I came to some of my realizations last week-end, among a group of girlfriends. We were a divided group, geographically, half from Canada, half from Finland. The local Spanish school, a hub for foreigners alike to come and learn and practice their Spanish, only hires women. Myself and others have spoken up to what I perceive as a discriminating act. Apparently the school has had "issues" in the past with every man they have hired and so ceased to do so. The school has a very strong and clear feminist mandate which I support but still could not understand why they didn't hire men if they claimed to believe in true equality? I made a comment to one of my Canadian friends and colleagues, Hannah, in our conversation last week-end, "If it is a feminist school, then why don't they hire men??" I said, totally perplexed. Hannah replied something along the lines of , and I paraphrase, "Well, it is an extreme stance yes, but it is also an evolution. They are going through an evolution." One simple comment and in that moment, an epiphany came upon me. "You are right, you are so right," I said, a light bulb had gone off.
Just like so many societies, Nicaragua is going through its own evolution and evolution is messy and complicated. Humans go through change just like societies do and in order to find our balance as beings, we sometimes need to go off the deep end, go to the extreme, just to get to the other side where everything seems a little bit clearer and we find our equilibrium, whatever that looks like. Evolution takes time. If anything, change does not happen overnight.
How we converse about women's rights in Canada has progressed in leaps and strides. The dialogue surrounding rape education given to women has greatly changed. We have come to a greater understanding of the responsibility of the perpetrator and educating men, the actual threat, rather than providing one patronizing speech after the other to women, preaching how they need to avoid being raped. This kind of dialogue is more and more present. Just like Nicaragua, however, Canada has gone through an evolution in opinions and dialogue. Our consciousness is evolving.
All of the bother, frustration and misunderstanding I had for feminists who appeared so radical, cleared.
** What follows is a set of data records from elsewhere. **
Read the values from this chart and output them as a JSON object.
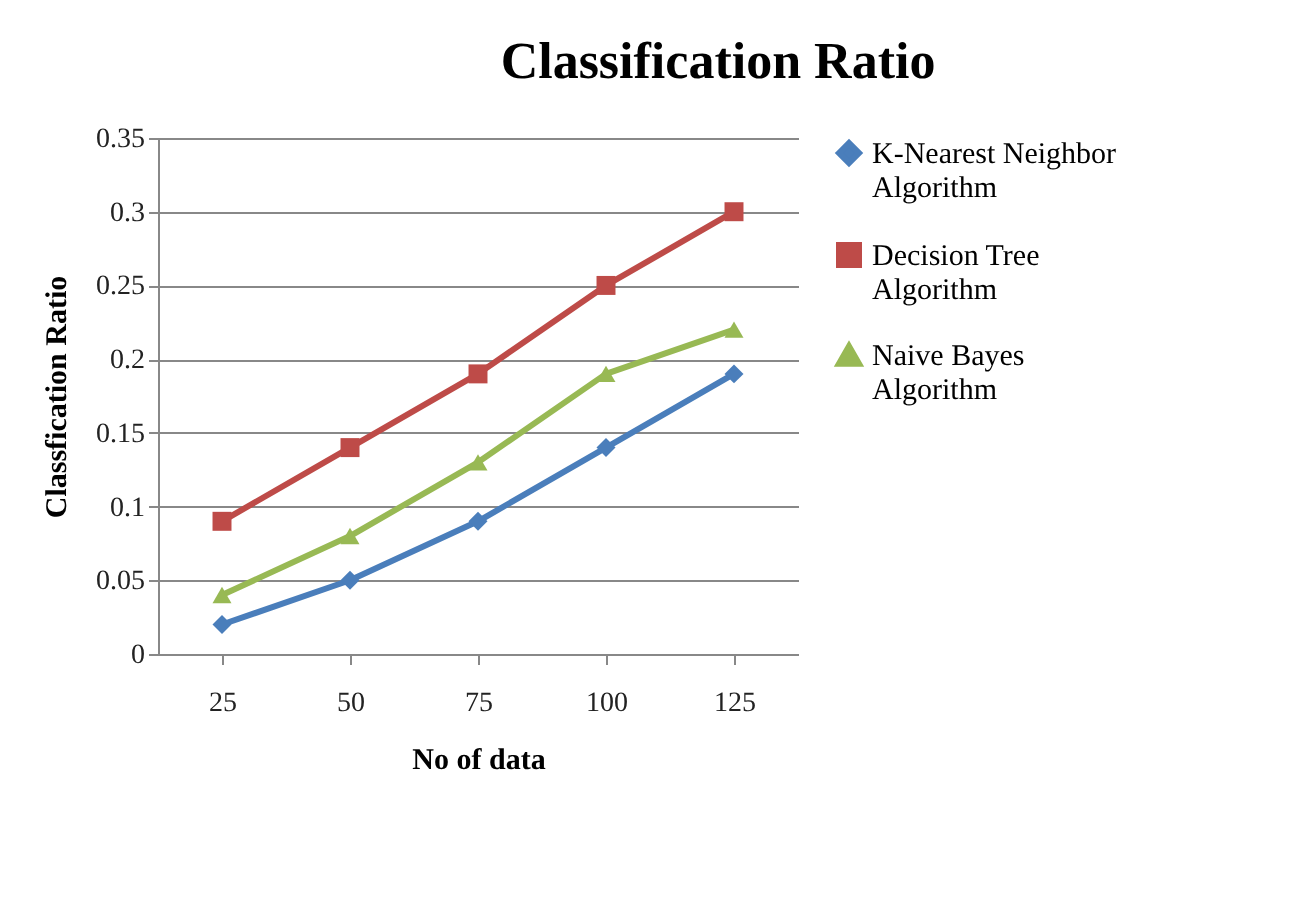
{
  "chart_data": {
    "type": "line",
    "title": "Classification Ratio",
    "xlabel": "No of data",
    "ylabel": "Classfication Ratio",
    "categories": [
      "25",
      "50",
      "75",
      "100",
      "125"
    ],
    "series": [
      {
        "name": "K-Nearest Neighbor Algorithm",
        "color": "#4a7ebb",
        "marker": "diamond",
        "values": [
          0.02,
          0.05,
          0.09,
          0.14,
          0.19
        ]
      },
      {
        "name": "Decision Tree Algorithm",
        "color": "#be4b48",
        "marker": "square",
        "values": [
          0.09,
          0.14,
          0.19,
          0.25,
          0.3
        ]
      },
      {
        "name": "Naive Bayes Algorithm",
        "color": "#98b954",
        "marker": "triangle",
        "values": [
          0.04,
          0.08,
          0.13,
          0.19,
          0.22
        ]
      }
    ],
    "ylim": [
      0,
      0.35
    ],
    "yticks": [
      0,
      0.05,
      0.1,
      0.15,
      0.2,
      0.25,
      0.3,
      0.35
    ],
    "grid": "y",
    "legend": "right",
    "line_style": "solid"
  }
}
That conversation with Hannah still resonates with me and in the last week I have come to find a great peace in my heart. I feel more proud and more empowered than ever before to be a woman. I feel stronger than ever as well, to fight for my and every woman's rights.
|These decals are spray painted all over the walls of Matagalpa. The feminist energy here is enough to inspire anyone.|
As I looked around at the spray-painted decals on the outside of people's homes that say, "In this house, we are against sexual abuse," and at the pro-choice marches down the main street of Matagalpa, I always stood in shock and discomfort ; this seems so radical I thought, there must be some major problems here in Nicaragua," and "Women seem so passionate and demanding, so much so they march around screaming for their rights."
All women have the same rights and the same need for coming together in solidarity, we are in this movement together, wherever it may lead us. We are all one. Perhaps we will find the equality we all so passionately demand one day, but for now let us rejoice in what we have accomplished today and take comfort in the fact that nothing is permanent, change is bound to come.